Many legacy applications don’t support real-time integration, and for these older applications we generally use batch ETL processes to synchronize data at predefined times during the day.
We start by wrapping a Data in Motion component around the legacy application to begin the integration process. Over time, we might replace the legacy application with a new application, or simply absorb the legacy application data into the DAS, and extend the user experience and Data in Action services to replace the application completely.
Modern and SaaS Applications
Many modern and SaaS applications come with a set of adapters that can be used to ease the integration process. In these cases, the Data in Motion components can use the native APIs provided to create real-time data synchronization with the DAS.
Microsoft supports a range of SaaS application that use Azure Active Directory (AAD) for single sign on. The DAS could also be implemented using AAD for authentication to create a single sign on integration platform.
Data Warehouses and Data Lakes
The DAS Data in Motion components can be used to prepare and send data to external Data Warehouses and Data Lakes. Synchronization can be configured using either scheduled batch ETL or real-time updates.
The DAS Data in Motion components can also be used to perform live analysis on data as it flows through them. This can be done by custom built services that extract BI Meta Data or using cloud services such as Azure Stream Analytics.

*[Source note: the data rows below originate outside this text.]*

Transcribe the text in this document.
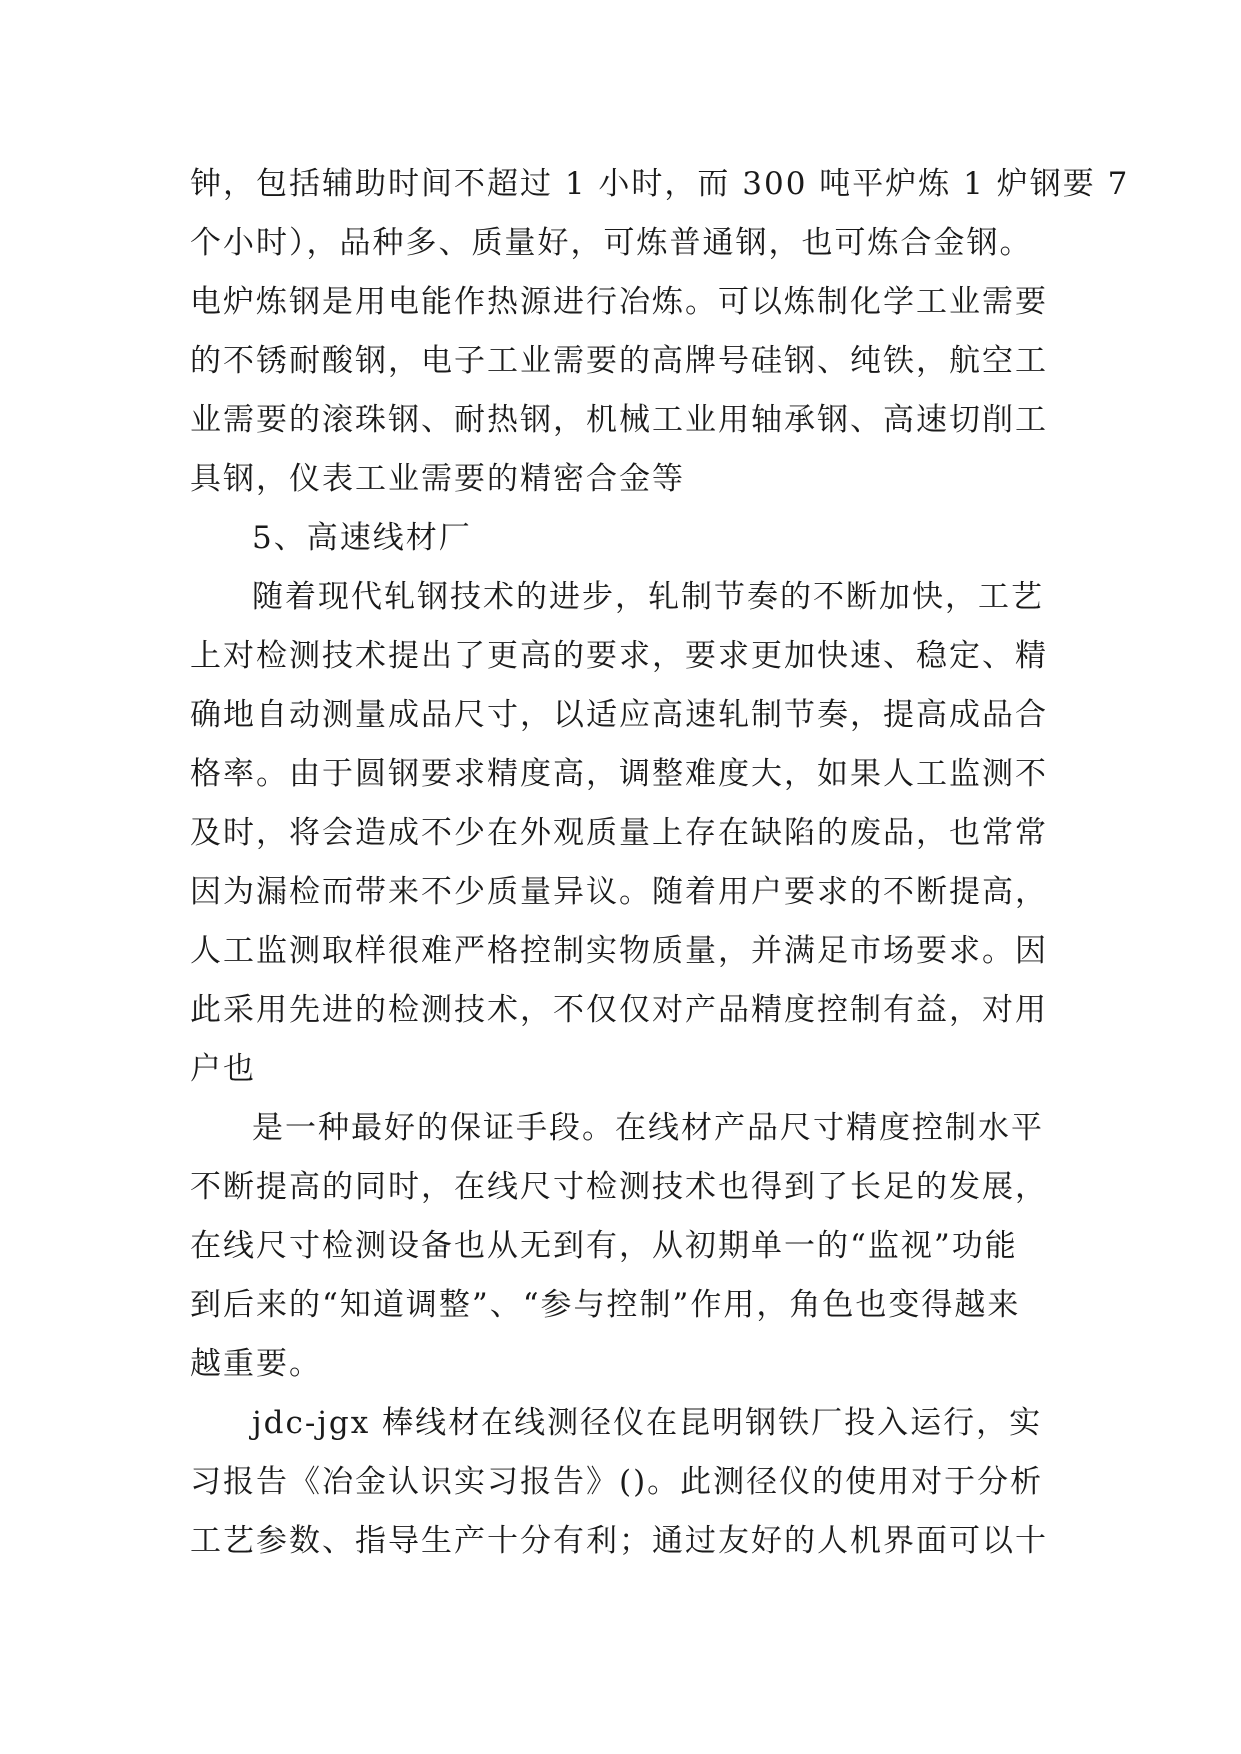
钟，包括辅助时间不超过 1 小时，而 300 吨平炉炼 1 炉钢要 7
个小时），品种多、质量好，可炼普通钢，也可炼合金钢。
电炉炼钢是用电能作热源进行冶炼。可以炼制化学工业需要
的不锈耐酸钢，电子工业需要的高牌号硅钢、纯铁，航空工
业需要的滚珠钢、耐热钢，机械工业用轴承钢、高速切削工
具钢，仪表工业需要的精密合金等
5、高速线材厂
随着现代轧钢技术的进步，轧制节奏的不断加快，工艺
上对检测技术提出了更高的要求，要求更加快速、稳定、精
确地自动测量成品尺寸，以适应高速轧制节奏，提高成品合
格率。由于圆钢要求精度高，调整难度大，如果人工监测不
及时，将会造成不少在外观质量上存在缺陷的废品，也常常
因为漏检而带来不少质量异议。随着用户要求的不断提高，
人工监测取样很难严格控制实物质量，并满足市场要求。因
此采用先进的检测技术，不仅仅对产品精度控制有益，对用
户也
是一种最好的保证手段。在线材产品尺寸精度控制水平
不断提高的同时，在线尺寸检测技术也得到了长足的发展，
在线尺寸检测设备也从无到有，从初期单一的“监视”功能
到后来的“知道调整”、“参与控制”作用，角色也变得越来
越重要。
jdc-jgx 棒线材在线测径仪在昆明钢铁厂投入运行，实
习报告《冶金认识实习报告》()。此测径仪的使用对于分析
工艺参数、指导生产十分有利；通过友好的人机界面可以十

Each data flow into or out of the solution is encapsulated by its own Data in Motion service or channel, which is isolated from all others. There are minimal dependencies, and those that still exist are buffered and compartmentalised.
Onboarding new resources is easier, as there are distinct integration patterns that specify how to build new flows, and it is not necessary to understand more than a single flow at a time when modifying existing flows.
The hub and spoke model used by the Data in Motion services simplifies the typical integration hairballs we see in many legacy solutions. This reduces overall solution complexity and enhances our ability to build federated workflow across multiple solution components.